The hippo population in the city zoo has gone up by one, after a calf was born on Wednesday. The newborn seems healthy, but funnily enough, zoo-keepers are not entirely certain who the mother is.
All the female hippos are housed together inside the enclosure with the big pond, and every one of them has apparently developed maternal instincts, as they hover protectively around the little one.
The two male hippos were separated from their female ilk about four months ago, when another calf was born. This early segregation, it turns out, was a sensible course of action as the male hippos are aggressive with a tendency to kill the offspring that is not their own. Moreover, the mammals were accommodated in a pond far too small to accommodate the growing numbers, and there was a chance of infighting.

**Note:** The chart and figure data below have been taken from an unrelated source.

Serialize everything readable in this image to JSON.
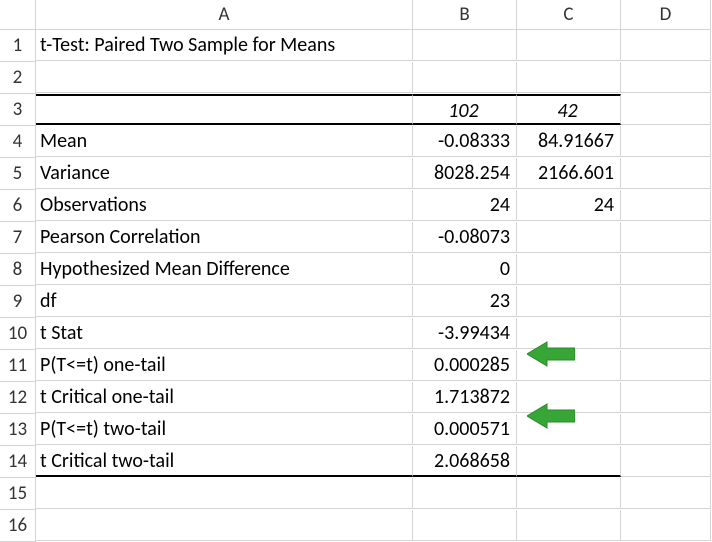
{
  "columns": [
    "A",
    "B",
    "C",
    "D"
  ],
  "row_numbers": [
    "1",
    "2",
    "3",
    "4",
    "5",
    "6",
    "7",
    "8",
    "9",
    "10",
    "11",
    "12",
    "13",
    "14",
    "15",
    "16"
  ],
  "title": "t-Test: Paired Two Sample for Means",
  "header_row": {
    "b": "102",
    "c": "42"
  },
  "rows": [
    {
      "label": "Mean",
      "b": "-0.08333",
      "c": "84.91667"
    },
    {
      "label": "Variance",
      "b": "8028.254",
      "c": "2166.601"
    },
    {
      "label": "Observations",
      "b": "24",
      "c": "24"
    },
    {
      "label": "Pearson Correlation",
      "b": "-0.08073",
      "c": ""
    },
    {
      "label": "Hypothesized Mean Difference",
      "b": "0",
      "c": ""
    },
    {
      "label": "df",
      "b": "23",
      "c": ""
    },
    {
      "label": "t Stat",
      "b": "-3.99434",
      "c": ""
    },
    {
      "label": "P(T<=t) one-tail",
      "b": "0.000285",
      "c": ""
    },
    {
      "label": "t Critical one-tail",
      "b": "1.713872",
      "c": ""
    },
    {
      "label": "P(T<=t) two-tail",
      "b": "0.000571",
      "c": ""
    },
    {
      "label": "t Critical two-tail",
      "b": "2.068658",
      "c": ""
    }
  ],
  "arrow_color": "#37a637",
  "arrow_stroke": "#2a8a2a",
  "grid_color": "#d4d4d4",
  "arrows": [
    {
      "row": 11
    },
    {
      "row": 13
    }
  ]
}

The birth of hippo calves is met with certain trepidation since July last year, when two females – Rukmini and Bindu – gave birth barely two weeks apart. Both the calves, the first named Toto and the second unnamed, met similar and gruesome ends that involved some carelessness on the mothers’ part. Toto suffered from pneumonitis that is suspected to have developed following inadequate feeding by the mother. The illness was aggravated by bruising caused by a kick from Rukmini. Bindu’s offspring died from blunt force trauma that resulted, most likely, by accidental trampling by the mother.
It was after Bindu gave birth that the keepers tried to separate the males. The commotion around the transfer is assumed to have stressed the mother. This time, though, there has been no human intervention, and the staff members are keeping their fingers crossed.